列组合及列间加减乘除Combining / Transforming / Interaction
Two (string or numeric) columns can be combined into one column. For example card1 and card2 can become a new column with
df[‘uid’] = df[‘card1’].astype(str)+’_’+df[‘card2’].astype(str)
This helps LGBM because by themselves card1 and card2 may not correlate with target and therefore LGBM won’t split them at a tree node. But the interaction uid = card1_card2 may correlate with target and now LGBM will split it. Numeric columns can combined with adding, subtracting, multiplying, etc. A numeric example is
df[‘x1_x2’] = df[‘x1’] * df[‘x2’]
均值、统计等Frequency Encoding
Frequency encoding is a powerful technique that allows LGBM to see whether column values are rare or common. For example, if you want LGBM to “see” which credit cards are used infrequently, try
temp = df[‘card1’].value_counts().to_dict()
df[‘card1_counts’] = df[‘card1’].map(temp)

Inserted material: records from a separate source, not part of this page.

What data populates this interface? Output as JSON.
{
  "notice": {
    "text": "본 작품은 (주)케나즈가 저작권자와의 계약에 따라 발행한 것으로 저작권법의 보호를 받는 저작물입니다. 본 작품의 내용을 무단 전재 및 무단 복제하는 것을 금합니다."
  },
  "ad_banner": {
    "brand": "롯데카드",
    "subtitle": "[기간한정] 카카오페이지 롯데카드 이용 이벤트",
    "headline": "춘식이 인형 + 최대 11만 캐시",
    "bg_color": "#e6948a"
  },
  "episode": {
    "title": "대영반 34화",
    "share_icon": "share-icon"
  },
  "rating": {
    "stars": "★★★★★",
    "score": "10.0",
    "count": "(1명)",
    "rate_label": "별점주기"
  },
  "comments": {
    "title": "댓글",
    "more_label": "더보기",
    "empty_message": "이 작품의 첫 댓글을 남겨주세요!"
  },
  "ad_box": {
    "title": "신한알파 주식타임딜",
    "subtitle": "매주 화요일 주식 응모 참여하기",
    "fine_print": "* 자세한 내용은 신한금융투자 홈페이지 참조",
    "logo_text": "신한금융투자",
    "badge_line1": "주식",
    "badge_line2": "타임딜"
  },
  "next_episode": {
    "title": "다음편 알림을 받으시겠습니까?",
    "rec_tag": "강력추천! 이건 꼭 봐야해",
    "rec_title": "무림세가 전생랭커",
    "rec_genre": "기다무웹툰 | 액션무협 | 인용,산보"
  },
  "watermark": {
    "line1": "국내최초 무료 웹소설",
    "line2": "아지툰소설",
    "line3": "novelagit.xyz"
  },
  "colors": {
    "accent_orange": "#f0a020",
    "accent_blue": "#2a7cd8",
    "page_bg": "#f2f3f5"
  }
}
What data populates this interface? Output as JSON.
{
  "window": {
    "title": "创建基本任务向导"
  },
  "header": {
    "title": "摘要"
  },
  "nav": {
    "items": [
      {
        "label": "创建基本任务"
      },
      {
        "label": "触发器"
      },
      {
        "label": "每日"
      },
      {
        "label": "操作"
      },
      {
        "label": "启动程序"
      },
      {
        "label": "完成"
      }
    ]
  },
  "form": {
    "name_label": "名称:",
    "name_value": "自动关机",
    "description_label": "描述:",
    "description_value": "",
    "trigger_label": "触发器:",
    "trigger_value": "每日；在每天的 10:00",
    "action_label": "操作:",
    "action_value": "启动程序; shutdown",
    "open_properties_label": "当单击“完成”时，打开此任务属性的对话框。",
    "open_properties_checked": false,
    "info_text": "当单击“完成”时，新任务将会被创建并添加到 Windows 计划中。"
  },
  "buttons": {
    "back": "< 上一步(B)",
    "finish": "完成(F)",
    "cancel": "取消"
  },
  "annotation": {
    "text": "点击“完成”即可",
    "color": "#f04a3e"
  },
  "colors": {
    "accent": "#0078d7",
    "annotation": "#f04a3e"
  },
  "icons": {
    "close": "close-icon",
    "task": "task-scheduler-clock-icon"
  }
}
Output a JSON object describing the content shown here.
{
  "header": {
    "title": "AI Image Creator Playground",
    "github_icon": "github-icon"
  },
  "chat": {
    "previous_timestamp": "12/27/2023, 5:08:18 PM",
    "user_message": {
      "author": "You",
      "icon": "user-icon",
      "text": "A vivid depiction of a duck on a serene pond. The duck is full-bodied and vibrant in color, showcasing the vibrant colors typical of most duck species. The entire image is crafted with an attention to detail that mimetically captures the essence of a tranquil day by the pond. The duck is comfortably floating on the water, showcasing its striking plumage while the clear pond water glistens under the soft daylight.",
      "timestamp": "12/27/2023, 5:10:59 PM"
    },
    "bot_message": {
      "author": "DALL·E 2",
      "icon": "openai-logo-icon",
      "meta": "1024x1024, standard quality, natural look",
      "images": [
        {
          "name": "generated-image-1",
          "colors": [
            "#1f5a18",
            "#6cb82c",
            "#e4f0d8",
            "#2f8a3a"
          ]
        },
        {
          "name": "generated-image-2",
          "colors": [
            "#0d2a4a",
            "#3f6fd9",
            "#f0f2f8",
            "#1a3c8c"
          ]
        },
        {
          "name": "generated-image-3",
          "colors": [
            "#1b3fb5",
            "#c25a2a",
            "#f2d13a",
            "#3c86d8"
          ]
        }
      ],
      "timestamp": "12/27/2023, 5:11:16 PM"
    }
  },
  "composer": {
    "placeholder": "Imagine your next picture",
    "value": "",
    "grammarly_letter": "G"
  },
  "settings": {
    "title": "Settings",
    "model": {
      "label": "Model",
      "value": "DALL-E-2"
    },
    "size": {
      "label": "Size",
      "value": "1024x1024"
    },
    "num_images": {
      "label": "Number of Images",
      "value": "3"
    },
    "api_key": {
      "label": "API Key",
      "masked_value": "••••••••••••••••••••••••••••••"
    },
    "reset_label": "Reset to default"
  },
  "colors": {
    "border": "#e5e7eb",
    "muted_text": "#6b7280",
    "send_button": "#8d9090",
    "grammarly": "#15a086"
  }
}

Aggregations / Group Statistics
Providing LGBM with group statistics allows LGBM to determine if a value is common or rare for a particular group. You calculate group statistics by providing pandas with 3 variables. You give it the group, variable of interest, and type of statistic. For example,
temp = df.groupby(‘card1’)[‘TransactionAmt’].agg([‘mean’])
.rename({‘mean’:‘TransactionAmt_card1_mean’},axis=1)
df = pd.merge(df,temp,on=‘card1’,how=‘left’)
The feature here adds to each row what the average TransactionAmt is for that row’s card1 group. Therefore LGBM can now tell if a row has an abnormal TransactionAmt for their card1 group.
归一化Normalize / Standardize
You can normalize columns against themselves. For example
df[col] = ( df[col]-df[col].mean() ) / df[col].std()
Or you can normalize one column against another column. For example if you create a Group Statistic (described above) indicating the mean value for D3 each week. Then you can remove time dependence by
df[‘D3_remove_time’] = df[‘D3’] - df[‘D3_week_mean’]
The new variable D3_remove_time no longer increases as we advance in time because we have normalized it against the affects of time.
异常值处理等Outlier Removal / Relax / Smooth / PCA
Normally you want to remove anomalies from your data because they confuse your models. However in this competition, we want to find anomalies so use smoothing techniques carefully. The idea behind these methods is to determine and remove uncommon values. For example, by using frequency encoding of a variable, you can remove all values that appear less than 0.1% by replacing them with a new value like -9999 (note that you should use a different value than what you used for NAN).